Il danneggiato proponeva quindi ricorso in cassazione per ottenere anche il risarcimento del danno alla salute.

Il danno alla salute va dimostrato. La Suprema Corte ha confermato che il danno alla salute non può ritenersi sussistente in re ipsa, ma deve essere allegato e provato dal soggetto danneggiato. Nel caso di specie, quindi, non avendo il ricorrente fornito alcuna prova del danno alla salute, i giudici hanno correttamente limitato il risarcimento dei soli danni derivanti dalla lesione al normale svolgimento della vita familiare.

Diritto al normale svolgimento della vita familiare. L’assenza di un danno biologico documentato non impedisce il risarcimento del danno non patrimoniale conseguente ad immissioni illecite, «allorché siano stati lesi il diritto al normale svolgimento della vita familiare all’interno della propria abitazione ed il diritto alla libera e piena esplicazione delle proprie abitudini di vita quotidiane, quali diritti costituzionalmente garantiti, nonché tutelati dall’articolo 8 della Convenzione Europea dei diritti dell’uomo» (Cass. Ss.Uu.2611/2007). A tale indirizzo si è conformata la sentenza impugnata, la quale ha ritenuto che non potesse ritenersi provato un danno alla salute, riconoscendo al ricorrente il risarcimento del danno derivante dalla lesione al normale svolgimento della vita familiare.

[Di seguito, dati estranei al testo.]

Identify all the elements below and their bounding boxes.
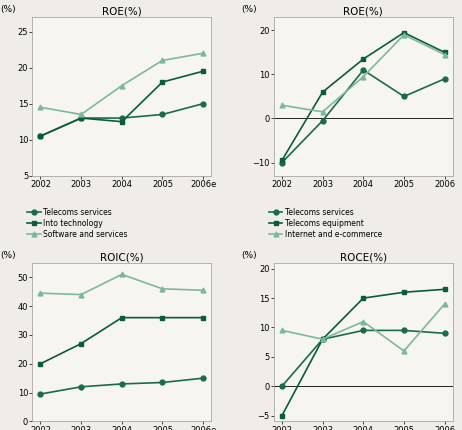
Into technology: [119, 119, 125, 124]
Text: (%): (%): [242, 251, 257, 260]
Telecoms equipment: [320, 89, 325, 95]
Line: Telecoms equipment: Telecoms equipment: [280, 287, 447, 418]
Legend: Telecoms services, Telecoms equipment, Internet and e-commerce: Telecoms services, Telecoms equipment, I…: [269, 208, 382, 239]
Into technology: [38, 133, 43, 138]
Line: Telecoms services: Telecoms services: [280, 328, 447, 389]
Telecoms services: [160, 112, 165, 117]
Software and services: [38, 104, 43, 110]
Internet and e-commerce: [279, 103, 285, 108]
Internet and e-commerce: [360, 319, 366, 324]
Into technology: [201, 69, 206, 74]
Line: Telecoms services: Telecoms services: [38, 101, 206, 138]
Line: Telecoms services: Telecoms services: [280, 68, 447, 165]
Line: Informaition technology: Informaition technology: [38, 315, 206, 366]
Informaition technology: [79, 341, 84, 346]
Telecoms equipment: [442, 287, 447, 292]
Informaition technology: [201, 315, 206, 320]
Internet and e-commerce: [360, 74, 366, 79]
Line: Telecoms equipment: Telecoms equipment: [280, 30, 447, 163]
Telecoms services: [442, 76, 447, 81]
Software and services: [79, 112, 84, 117]
Telecoms services: [279, 384, 285, 389]
Title: ROE(%): ROE(%): [102, 6, 142, 16]
Text: (%): (%): [0, 251, 16, 260]
Software and services: [79, 292, 84, 297]
Telecoms services: [79, 116, 84, 121]
Telecoms services: [119, 381, 125, 387]
Telecoms equipment: [360, 295, 366, 301]
Software and services: [119, 83, 125, 88]
Internet and e-commerce: [320, 109, 325, 114]
Informaition technology: [160, 315, 165, 320]
Title: ROIC(%): ROIC(%): [100, 252, 144, 262]
Telecoms services: [442, 331, 447, 336]
Line: Internet and e-commerce: Internet and e-commerce: [280, 301, 447, 353]
Legend: Telecoms services, Into technology, Software and services: Telecoms services, Into technology, Soft…: [27, 208, 128, 239]
Text: (%): (%): [242, 5, 257, 14]
Telecoms services: [360, 328, 366, 333]
Software and services: [160, 58, 165, 63]
Telecoms services: [119, 116, 125, 121]
Software and services: [38, 291, 43, 296]
Telecoms services: [160, 380, 165, 385]
Telecoms services: [38, 391, 43, 396]
Informaition technology: [38, 361, 43, 366]
Telecoms services: [79, 384, 84, 390]
Telecoms services: [38, 133, 43, 138]
Title: ROE(%): ROE(%): [343, 6, 383, 16]
Title: ROCE(%): ROCE(%): [340, 252, 387, 262]
Telecoms equipment: [401, 290, 407, 295]
Telecoms equipment: [320, 337, 325, 342]
Internet and e-commerce: [442, 52, 447, 57]
Software and services: [201, 51, 206, 56]
Line: Into technology: Into technology: [38, 69, 206, 138]
Informaition technology: [119, 315, 125, 320]
Telecoms services: [279, 160, 285, 165]
Internet and e-commerce: [279, 328, 285, 333]
Telecoms services: [201, 375, 206, 381]
Internet and e-commerce: [320, 337, 325, 342]
Into technology: [160, 80, 165, 85]
Telecoms equipment: [360, 56, 366, 61]
Line: Telecoms services: Telecoms services: [38, 376, 206, 396]
Internet and e-commerce: [401, 32, 407, 37]
Telecoms services: [401, 328, 407, 333]
Telecoms services: [360, 68, 366, 73]
Software and services: [119, 272, 125, 277]
Text: (%): (%): [0, 5, 16, 14]
Internet and e-commerce: [442, 301, 447, 307]
Software and services: [201, 288, 206, 293]
Line: Software and services: Software and services: [38, 272, 206, 297]
Telecoms services: [201, 101, 206, 106]
Into technology: [79, 116, 84, 121]
Internet and e-commerce: [401, 348, 407, 353]
Telecoms equipment: [401, 30, 407, 35]
Line: Software and services: Software and services: [38, 51, 206, 117]
Telecoms equipment: [279, 158, 285, 163]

Il normale tollerabilità e priorità dell’uso. Discorso diverso, invece, per quanto concerne la presunta «priorità temporale dell’attività commerciale rispetto alla destinazione abitativa». Su questo fronte, la Cassazione ritiene invece errata la sentenza impugnata, che «ha erroneamente considerato, ai fini dell’ammontare del risarcimento, pure il criterio della ‘priorità dell’uso’». Occorre dunque rivedere la cifra che i titolari dell’officina dovranno versare al proprietario dell’abitazione. E, in questa prospettiva, la Corte d’appello dovrà considerare che l’art. 844 c.c. «impone, nei limiti della valutazione della normale tollerabilità e dell’eventuale contemperamento delle esigenze della proprietà con quelle della produzione, l’obbligo di sopportazione di quelle inevitabili propagazioni attuate nell’ambito delle norme generali e speciali che ne disciplinano l’esercizio»; ma «l’accertamento del superamento della soglia di normale tollerabilità comporta, nella liquidazione del danno da immissioni, l’esclusione di qualsiasi criterio di contemperamento di interessi contrastanti e di priorità dell’uso, in quanto, venendo in considerazione in tale ipotesi unicamente l’illiceità del fatto generatore del danno arrecato a terzi, si rientra nello schema dell’azione generale di risarcimento danni e, specificamente, per quanto concerne il danno non patrimoniale risarcibile».